Natürlich ragt bei der Rückschau auf die Reden seines Jahres dieser eine Satz heraus, den er anlässlich des 75. Jahrestages des Zweiten Weltkrieges über Deutschland sagte: »Man kann dieses Land nur mit gebrochenem Herzen lieben.« Aber Steinmeier hatte 2020 noch wesentlich mehr im Köcher. Manchmal schrieb ihm sein Redenteam beinahe poetische Sentenzen, manchmal pumpt durch eine Passage soviel Rhythmus, dass ich denke, sie könnte gleich als Song abheben.
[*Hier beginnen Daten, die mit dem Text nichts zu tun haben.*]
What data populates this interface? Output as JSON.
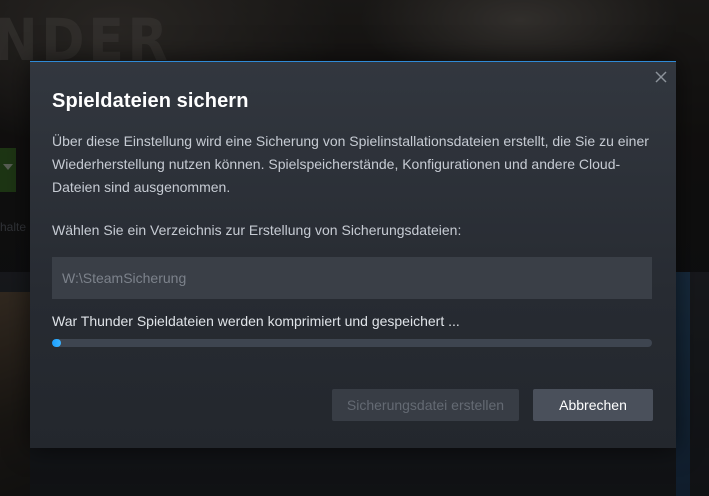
{
  "background": {
    "title_fragment": "NDER",
    "side_text": "halte"
  },
  "dialog": {
    "title": "Spieldateien sichern",
    "description": "Über diese Einstellung wird eine Sicherung von Spielinstallationsdateien erstellt, die Sie zu einer Wiederherstellung nutzen können. Spielspeicherstände, Konfigurationen und andere Cloud-Dateien sind ausgenommen.",
    "directory_label": "Wählen Sie ein Verzeichnis zur Erstellung von Sicherungsdateien:",
    "directory_value": "W:\\SteamSicherung",
    "progress_label": "War Thunder Spieldateien werden komprimiert und gespeichert ...",
    "progress_fraction": 0.015,
    "create_button_label": "Sicherungsdatei erstellen",
    "cancel_button_label": "Abbrechen",
    "close_icon": "close-icon"
  },
  "colors": {
    "accent": "#1a9fff",
    "dialog_top_border": "#2f8ad6"
  }
}
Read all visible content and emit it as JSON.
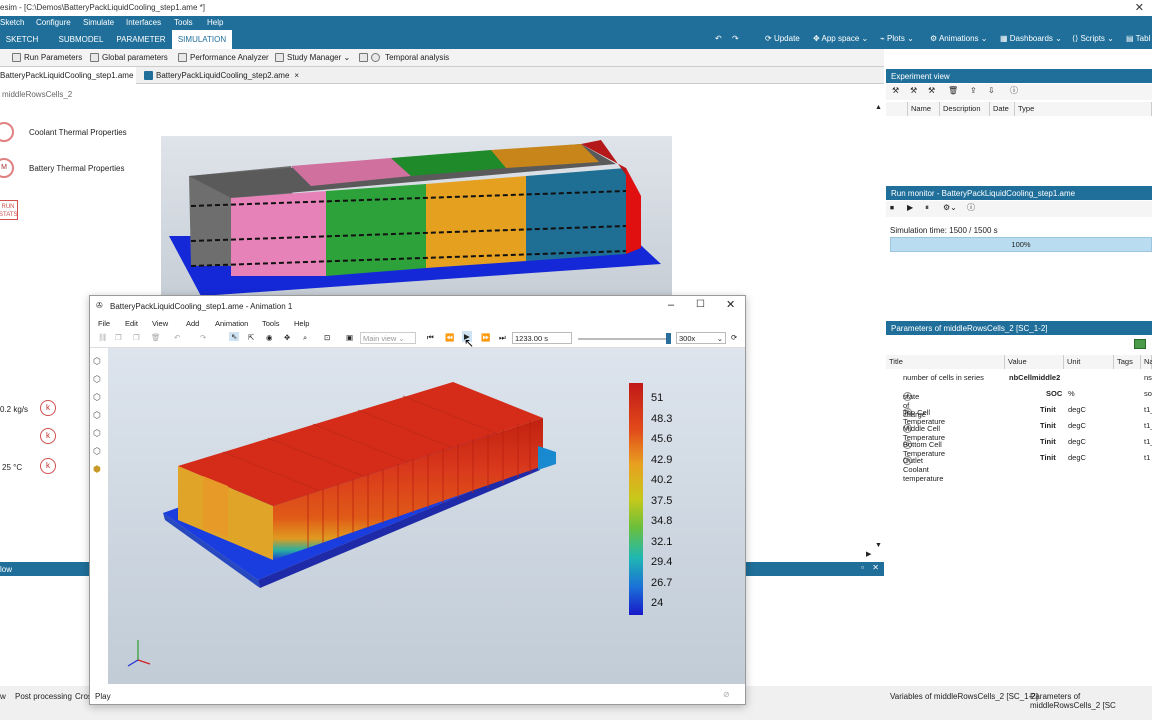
{
  "app": {
    "window_title": "esim - [C:\\Demos\\BatteryPackLiquidCooling_step1.ame *]",
    "close_glyph": "✕"
  },
  "menu": [
    "Sketch",
    "Configure",
    "Simulate",
    "Interfaces",
    "Tools",
    "Help"
  ],
  "mode_tabs": [
    {
      "label": "SKETCH"
    },
    {
      "label": "SUBMODEL"
    },
    {
      "label": "PARAMETER"
    },
    {
      "label": "SIMULATION"
    }
  ],
  "ribbon_right": [
    "Update",
    "App space",
    "Plots",
    "Animations",
    "Dashboards",
    "Scripts",
    "Tabl"
  ],
  "toolbar": [
    "Run Parameters",
    "Global parameters",
    "Performance Analyzer",
    "Study Manager",
    "Temporal analysis"
  ],
  "doc_tabs": [
    "BatteryPackLiquidCooling_step1.ame *",
    "BatteryPackLiquidCooling_step2.ame"
  ],
  "breadcrumb": "middleRowsCells_2",
  "canvas": {
    "coolant_label": "Coolant Thermal Properties",
    "battery_label": "Battery Thermal Properties",
    "bubble_m": "M",
    "run_stats": [
      "RUN",
      "STATS"
    ],
    "k_labels": [
      "k",
      "k",
      "k"
    ],
    "flow_label": "0.2 kg/s",
    "temp_label": "25 °C"
  },
  "bottom_panel": {
    "title": "low",
    "tabs": [
      "w",
      "Post processing",
      "Cros"
    ]
  },
  "experiment_view": {
    "title": "Experiment view",
    "columns": [
      "Name",
      "Description",
      "Date",
      "Type"
    ]
  },
  "run_monitor": {
    "title": "Run monitor - BatteryPackLiquidCooling_step1.ame",
    "sim_time": "Simulation time: 1500 / 1500 s",
    "progress_text": "100%",
    "progress": 1.0
  },
  "parameters": {
    "title": "Parameters of middleRowsCells_2 [SC_1-2]",
    "columns": [
      "Title",
      "Value",
      "Unit",
      "Tags",
      "Na"
    ],
    "rows": [
      {
        "title": "number of cells in series",
        "value": "nbCellmiddle2",
        "unit": "",
        "name": "ns"
      },
      {
        "title": "state of charge",
        "value": "SOC",
        "unit": "%",
        "name": "so"
      },
      {
        "title": "Top Cell Temperature",
        "value": "Tinit",
        "unit": "degC",
        "name": "t1_"
      },
      {
        "title": "Middle Cell Temperature",
        "value": "Tinit",
        "unit": "degC",
        "name": "t1_"
      },
      {
        "title": "Bottom Cell Temperature",
        "value": "Tinit",
        "unit": "degC",
        "name": "t1_"
      },
      {
        "title": "Outlet Coolant temperature",
        "value": "Tinit",
        "unit": "degC",
        "name": "t1"
      }
    ]
  },
  "right_footer_tabs": [
    "Variables of middleRowsCells_2 [SC_1-2]",
    "Parameters of middleRowsCells_2 [SC"
  ],
  "animation": {
    "title": "BatteryPackLiquidCooling_step1.ame - Animation 1",
    "menu": [
      "File",
      "Edit",
      "View",
      "Add",
      "Animation",
      "Tools",
      "Help"
    ],
    "view_select": "Main view",
    "time": "1233.00 s",
    "speed": "300x",
    "status": "Play",
    "legend": [
      "51",
      "48.3",
      "45.6",
      "42.9",
      "40.2",
      "37.5",
      "34.8",
      "32.1",
      "29.4",
      "26.7",
      "24"
    ]
  },
  "colors": {
    "accent": "#1f6f9a",
    "progress": "#b9dcf0"
  }
}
Vor allem aber legt Steinmeier Sinn in vermeintlichem Unsinn offen, stellt Zusammenhänge her, die das Leben ein bisschen besser verstehen helfen. Deshalb will ich, ehe er am 24. Dezember zur Weihnachtsansprache anhebt, hier die aus meiner Sicht dienlichsten oder erhellendsten Sätze und Passagen aus zwölf Ansprachen und Reden zitieren. Auf die komplette Rede verlinke ich jeweils in der Überschrift.
1. Videobotschaft zur Corona-Epidemie
»Doch was bedeutet das? Was bedeutet das, wenn wir wissen: Diese Stunde dauert keine 60 Minuten. Sie dauert womöglich Wochen. Es bedeutet verzichten. Darauf, die Eltern und Großeltern zu sehen, sich mit Freunden zu treffen, mit ihnen essen zu gehen, zu feiern oder einfach auch nur, nach einem langen Winter gemeinsam in der Sonne zu sitzen. Darauf zu verzichten, das fällt uns allen schwer, auch mir. Doch nur der Verzicht verhindert, dass wir dauerhaft verlieren, was wir lieben. Die überwältigende Mehrheit in unserem Lande hat das verstanden und handelt danach. Dafür danke ich Ihnen.«
2. 100-jähriges Bestehen der estnischen Botschaft
»Wir vermissen ja nicht nur Freunde und Bekannte, wir vermissen auch die unerwarteten, überraschenden Begegnungen, aus denen Freundschaften erst erwachsen.«
3. Testfall Corona – Wie geht es unserer Demokratie?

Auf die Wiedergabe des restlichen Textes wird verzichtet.